Con esa ideología es que el cine norteamericano hace tiempo nos bombardea, con películas en las que todos sus enemigos son unos zafados, unos psicópatas que quieren dominar el mundo. Esta ideología de cómic ha carcomido los sesos de generaciones de estadounidenses para quienes es completamente justificable invadir países "en nombre de la libertad", quimera que ni ellos mismos tienen en el mundo real, así haya que matar a centenas de miles de seres humanos, en su mayoría niños, mujeres, enfermos o ancianos. Esta alienación que alimenta a diario un aparato de medios que hubiera querido tener Goebbels, no les permite preguntarse: ¿Por qué todas las guerras "por la libertad" son en otros territorios y nunca en suelo estadounidense? Nadie les quiere mencionar que Iraq o Venezuela son ricos en Petróleo. Es buen negocio el discurso de musulamnes locos que ponen bombas en su propio país, las cuales las desactiva este nuevo "héroe" merecedor de los premios de la Academia.
Por otro lado está "Avatar", filme  que pone en relieve lo absurso de provocar guerras para adueñarse de recursos naturales ajenos. "Avatar", además de su aporte cinematográfico, tiene un discurso ecologista, que destaca la importacia de desarrollar civilizaciones en equilibrio con la naturaleza, como lo hacen los na-vi. Este discurso, sumado a la belleza de imágenes y una historia fantástica, es lo que ha hecho que millones de seres humanos le den su respaldo convirtiéndolo en uno de los filmes más taquilleros de la historia.
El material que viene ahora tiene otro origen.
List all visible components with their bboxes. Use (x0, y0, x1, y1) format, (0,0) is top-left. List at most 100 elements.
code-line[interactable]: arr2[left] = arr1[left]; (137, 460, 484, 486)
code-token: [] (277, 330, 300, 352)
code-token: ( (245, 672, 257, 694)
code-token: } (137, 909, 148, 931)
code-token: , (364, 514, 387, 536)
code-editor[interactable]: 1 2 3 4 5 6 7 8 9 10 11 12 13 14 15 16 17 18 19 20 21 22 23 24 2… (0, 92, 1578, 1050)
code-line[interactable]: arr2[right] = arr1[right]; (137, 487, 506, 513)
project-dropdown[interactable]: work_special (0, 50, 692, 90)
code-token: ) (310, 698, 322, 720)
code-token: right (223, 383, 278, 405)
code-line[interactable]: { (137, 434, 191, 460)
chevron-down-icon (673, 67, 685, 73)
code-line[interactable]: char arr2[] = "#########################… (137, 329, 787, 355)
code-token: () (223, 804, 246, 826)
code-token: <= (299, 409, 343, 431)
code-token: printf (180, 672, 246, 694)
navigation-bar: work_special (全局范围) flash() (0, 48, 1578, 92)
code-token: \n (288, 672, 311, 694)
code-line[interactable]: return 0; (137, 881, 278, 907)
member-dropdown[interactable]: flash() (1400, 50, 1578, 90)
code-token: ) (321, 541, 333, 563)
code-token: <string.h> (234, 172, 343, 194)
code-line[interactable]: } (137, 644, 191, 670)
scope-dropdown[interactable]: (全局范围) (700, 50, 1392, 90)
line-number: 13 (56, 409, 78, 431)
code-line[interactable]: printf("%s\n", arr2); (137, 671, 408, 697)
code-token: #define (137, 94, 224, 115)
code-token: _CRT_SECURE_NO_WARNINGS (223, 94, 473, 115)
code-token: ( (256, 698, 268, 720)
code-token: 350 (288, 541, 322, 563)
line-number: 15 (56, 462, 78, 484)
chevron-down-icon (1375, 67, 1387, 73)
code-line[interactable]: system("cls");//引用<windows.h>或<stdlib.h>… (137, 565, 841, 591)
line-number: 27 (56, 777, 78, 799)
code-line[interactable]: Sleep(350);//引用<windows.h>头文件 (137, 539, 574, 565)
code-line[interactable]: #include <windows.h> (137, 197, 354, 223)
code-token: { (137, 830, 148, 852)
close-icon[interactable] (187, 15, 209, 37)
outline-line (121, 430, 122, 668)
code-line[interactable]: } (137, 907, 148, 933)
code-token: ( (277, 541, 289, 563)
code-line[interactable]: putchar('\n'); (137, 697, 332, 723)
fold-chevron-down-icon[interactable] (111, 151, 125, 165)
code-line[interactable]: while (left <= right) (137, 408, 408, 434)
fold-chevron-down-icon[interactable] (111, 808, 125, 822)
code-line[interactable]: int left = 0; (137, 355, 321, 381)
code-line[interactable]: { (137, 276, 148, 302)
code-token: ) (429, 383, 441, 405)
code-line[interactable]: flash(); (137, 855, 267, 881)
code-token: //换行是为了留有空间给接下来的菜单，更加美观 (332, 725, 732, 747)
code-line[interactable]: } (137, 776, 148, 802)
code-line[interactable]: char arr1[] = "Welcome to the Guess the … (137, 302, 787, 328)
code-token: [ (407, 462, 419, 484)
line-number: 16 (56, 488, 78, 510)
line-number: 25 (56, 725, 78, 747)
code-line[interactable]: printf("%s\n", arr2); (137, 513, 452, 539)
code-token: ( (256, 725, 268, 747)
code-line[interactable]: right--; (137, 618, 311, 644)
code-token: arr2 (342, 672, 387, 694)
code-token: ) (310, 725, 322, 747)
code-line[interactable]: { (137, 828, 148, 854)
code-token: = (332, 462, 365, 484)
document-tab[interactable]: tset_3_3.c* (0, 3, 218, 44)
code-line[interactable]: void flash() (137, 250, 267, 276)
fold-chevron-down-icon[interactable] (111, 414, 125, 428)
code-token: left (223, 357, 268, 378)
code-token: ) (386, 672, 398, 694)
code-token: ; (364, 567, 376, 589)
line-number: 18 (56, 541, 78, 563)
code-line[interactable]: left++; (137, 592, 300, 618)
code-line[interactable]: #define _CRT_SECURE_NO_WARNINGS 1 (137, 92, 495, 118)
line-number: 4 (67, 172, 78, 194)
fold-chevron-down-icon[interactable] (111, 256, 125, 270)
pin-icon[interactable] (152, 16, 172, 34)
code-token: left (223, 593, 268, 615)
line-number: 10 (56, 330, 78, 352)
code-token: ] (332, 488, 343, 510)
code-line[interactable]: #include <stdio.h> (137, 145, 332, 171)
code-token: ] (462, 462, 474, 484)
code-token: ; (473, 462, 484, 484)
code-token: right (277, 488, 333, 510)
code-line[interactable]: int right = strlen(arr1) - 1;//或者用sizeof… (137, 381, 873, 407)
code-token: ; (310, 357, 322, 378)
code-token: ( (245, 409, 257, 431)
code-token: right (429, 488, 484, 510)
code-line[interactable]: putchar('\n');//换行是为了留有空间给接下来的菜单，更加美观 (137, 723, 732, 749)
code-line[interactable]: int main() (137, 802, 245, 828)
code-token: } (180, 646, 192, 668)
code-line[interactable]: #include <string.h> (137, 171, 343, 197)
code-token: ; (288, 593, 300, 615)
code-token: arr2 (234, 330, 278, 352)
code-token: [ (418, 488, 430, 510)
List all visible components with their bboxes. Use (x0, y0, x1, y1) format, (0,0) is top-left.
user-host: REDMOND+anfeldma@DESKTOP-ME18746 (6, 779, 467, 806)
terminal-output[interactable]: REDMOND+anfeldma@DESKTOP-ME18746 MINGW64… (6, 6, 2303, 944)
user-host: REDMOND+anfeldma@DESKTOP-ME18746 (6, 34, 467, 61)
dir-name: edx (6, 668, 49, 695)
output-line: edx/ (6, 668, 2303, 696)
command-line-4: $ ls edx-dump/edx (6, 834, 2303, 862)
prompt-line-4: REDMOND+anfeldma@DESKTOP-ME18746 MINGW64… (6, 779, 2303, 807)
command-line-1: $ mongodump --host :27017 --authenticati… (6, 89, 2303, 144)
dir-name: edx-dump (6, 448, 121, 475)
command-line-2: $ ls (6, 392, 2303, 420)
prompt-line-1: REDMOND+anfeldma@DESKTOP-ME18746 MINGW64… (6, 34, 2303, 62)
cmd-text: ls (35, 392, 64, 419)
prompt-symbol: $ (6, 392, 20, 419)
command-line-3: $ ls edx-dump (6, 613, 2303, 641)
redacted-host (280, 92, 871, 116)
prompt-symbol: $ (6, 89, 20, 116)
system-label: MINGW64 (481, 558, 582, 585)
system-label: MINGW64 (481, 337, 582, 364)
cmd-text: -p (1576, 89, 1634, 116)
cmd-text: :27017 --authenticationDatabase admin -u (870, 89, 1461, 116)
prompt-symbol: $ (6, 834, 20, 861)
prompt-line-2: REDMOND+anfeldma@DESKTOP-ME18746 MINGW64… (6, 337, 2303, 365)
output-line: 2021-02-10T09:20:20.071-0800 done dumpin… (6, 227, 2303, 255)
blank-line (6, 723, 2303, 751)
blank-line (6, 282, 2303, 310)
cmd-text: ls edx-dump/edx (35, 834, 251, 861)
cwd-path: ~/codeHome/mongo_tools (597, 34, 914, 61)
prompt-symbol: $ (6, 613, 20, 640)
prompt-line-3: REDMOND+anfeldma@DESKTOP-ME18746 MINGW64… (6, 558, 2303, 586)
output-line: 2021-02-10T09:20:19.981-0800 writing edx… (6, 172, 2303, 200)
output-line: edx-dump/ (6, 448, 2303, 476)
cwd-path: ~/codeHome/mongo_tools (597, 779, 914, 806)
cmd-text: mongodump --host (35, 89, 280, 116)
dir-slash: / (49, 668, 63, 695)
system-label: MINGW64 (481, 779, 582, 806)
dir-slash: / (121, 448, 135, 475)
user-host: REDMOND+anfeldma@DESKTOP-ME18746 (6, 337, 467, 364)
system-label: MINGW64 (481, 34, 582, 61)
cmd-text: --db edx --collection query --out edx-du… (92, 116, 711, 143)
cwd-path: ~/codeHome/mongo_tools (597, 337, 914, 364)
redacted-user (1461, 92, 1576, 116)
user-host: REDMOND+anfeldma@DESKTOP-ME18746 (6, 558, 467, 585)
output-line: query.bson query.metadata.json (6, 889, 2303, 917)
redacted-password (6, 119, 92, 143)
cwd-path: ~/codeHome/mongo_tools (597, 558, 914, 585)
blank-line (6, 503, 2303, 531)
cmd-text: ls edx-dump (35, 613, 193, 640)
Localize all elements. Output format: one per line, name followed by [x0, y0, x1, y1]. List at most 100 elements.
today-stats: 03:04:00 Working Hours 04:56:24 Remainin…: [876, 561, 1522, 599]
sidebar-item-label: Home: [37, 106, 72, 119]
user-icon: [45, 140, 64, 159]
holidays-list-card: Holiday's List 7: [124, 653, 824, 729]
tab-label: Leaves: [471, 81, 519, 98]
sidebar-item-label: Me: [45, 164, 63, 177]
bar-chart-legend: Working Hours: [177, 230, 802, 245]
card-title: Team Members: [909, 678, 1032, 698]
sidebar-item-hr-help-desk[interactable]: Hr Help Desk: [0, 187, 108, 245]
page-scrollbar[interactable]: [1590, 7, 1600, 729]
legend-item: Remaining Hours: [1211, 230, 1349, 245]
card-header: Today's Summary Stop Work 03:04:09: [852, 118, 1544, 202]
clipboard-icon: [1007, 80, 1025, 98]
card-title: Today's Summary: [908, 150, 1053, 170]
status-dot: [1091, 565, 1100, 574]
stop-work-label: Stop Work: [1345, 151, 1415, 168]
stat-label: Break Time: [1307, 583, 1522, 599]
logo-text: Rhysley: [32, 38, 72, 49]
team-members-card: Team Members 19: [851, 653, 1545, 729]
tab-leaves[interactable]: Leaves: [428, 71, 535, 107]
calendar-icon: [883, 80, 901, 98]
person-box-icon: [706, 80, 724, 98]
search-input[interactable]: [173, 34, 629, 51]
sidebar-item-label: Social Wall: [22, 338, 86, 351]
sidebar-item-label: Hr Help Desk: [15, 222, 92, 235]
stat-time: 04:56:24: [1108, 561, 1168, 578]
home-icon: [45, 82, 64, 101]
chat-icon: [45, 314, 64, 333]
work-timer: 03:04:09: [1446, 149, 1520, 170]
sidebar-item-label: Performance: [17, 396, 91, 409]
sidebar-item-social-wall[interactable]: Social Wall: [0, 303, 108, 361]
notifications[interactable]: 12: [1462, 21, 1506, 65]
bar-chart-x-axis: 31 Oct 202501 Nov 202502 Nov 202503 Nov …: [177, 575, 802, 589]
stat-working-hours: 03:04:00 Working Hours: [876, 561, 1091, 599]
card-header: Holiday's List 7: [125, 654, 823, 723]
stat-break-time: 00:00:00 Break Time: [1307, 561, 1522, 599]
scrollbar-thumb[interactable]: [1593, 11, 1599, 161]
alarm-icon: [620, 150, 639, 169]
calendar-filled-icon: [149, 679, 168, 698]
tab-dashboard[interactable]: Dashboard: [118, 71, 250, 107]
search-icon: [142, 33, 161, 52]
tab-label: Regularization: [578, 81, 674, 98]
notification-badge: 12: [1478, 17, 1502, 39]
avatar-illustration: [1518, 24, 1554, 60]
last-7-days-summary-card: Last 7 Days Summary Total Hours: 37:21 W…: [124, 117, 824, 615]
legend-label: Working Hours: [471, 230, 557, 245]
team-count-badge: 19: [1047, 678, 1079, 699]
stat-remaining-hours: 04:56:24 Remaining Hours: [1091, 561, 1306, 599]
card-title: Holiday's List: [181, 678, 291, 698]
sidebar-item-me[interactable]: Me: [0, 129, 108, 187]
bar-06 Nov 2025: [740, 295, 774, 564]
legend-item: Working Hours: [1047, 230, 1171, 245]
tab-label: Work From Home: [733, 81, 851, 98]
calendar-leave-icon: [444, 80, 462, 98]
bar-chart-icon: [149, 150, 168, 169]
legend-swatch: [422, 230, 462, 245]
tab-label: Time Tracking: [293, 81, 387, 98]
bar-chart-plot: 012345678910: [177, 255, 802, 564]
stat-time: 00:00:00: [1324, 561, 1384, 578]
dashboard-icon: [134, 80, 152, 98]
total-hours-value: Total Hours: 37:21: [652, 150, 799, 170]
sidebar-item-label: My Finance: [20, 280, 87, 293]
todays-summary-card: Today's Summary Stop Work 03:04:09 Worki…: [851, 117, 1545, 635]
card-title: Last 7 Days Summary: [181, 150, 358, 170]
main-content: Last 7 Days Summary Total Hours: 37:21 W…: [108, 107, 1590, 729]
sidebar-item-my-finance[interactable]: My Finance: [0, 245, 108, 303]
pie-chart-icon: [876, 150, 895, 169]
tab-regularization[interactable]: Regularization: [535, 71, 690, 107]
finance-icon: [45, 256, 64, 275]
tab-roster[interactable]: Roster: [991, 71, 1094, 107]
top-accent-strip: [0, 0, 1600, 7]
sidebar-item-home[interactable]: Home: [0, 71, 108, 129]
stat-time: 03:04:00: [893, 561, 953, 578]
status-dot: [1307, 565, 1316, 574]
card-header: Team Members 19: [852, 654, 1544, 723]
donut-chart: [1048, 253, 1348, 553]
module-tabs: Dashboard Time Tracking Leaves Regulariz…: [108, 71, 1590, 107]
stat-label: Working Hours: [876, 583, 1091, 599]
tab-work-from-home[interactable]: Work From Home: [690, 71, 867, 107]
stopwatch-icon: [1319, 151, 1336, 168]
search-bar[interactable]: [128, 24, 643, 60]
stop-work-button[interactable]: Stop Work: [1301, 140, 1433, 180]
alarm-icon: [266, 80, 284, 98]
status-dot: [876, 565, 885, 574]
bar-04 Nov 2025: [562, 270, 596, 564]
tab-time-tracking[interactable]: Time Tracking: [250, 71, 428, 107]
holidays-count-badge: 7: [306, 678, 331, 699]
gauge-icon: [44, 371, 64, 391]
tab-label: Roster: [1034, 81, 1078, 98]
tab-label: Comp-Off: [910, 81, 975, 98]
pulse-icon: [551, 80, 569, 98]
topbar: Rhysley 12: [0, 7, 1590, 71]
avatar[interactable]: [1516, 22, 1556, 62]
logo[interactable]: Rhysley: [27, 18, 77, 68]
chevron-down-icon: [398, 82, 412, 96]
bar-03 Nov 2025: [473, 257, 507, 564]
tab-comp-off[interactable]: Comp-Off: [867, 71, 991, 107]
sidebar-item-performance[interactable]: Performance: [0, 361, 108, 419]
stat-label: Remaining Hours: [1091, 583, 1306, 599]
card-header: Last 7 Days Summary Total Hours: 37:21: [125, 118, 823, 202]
Sin embargo, los mandamases de Hollywood se mantienen en sus trece. Tuvieron la oportunidad de dar giro ideológico. Pero sacaron la garra y premiaron el guerrerismo distrazado de un loco desarmabombas, en el que el enemigo siempre es una banda de islamitas psicópatas y los que más sufren son sus "kids" en el frente de batalla.
Felizmente en el resto del planeta hay más na-vi de lo que se imaginan.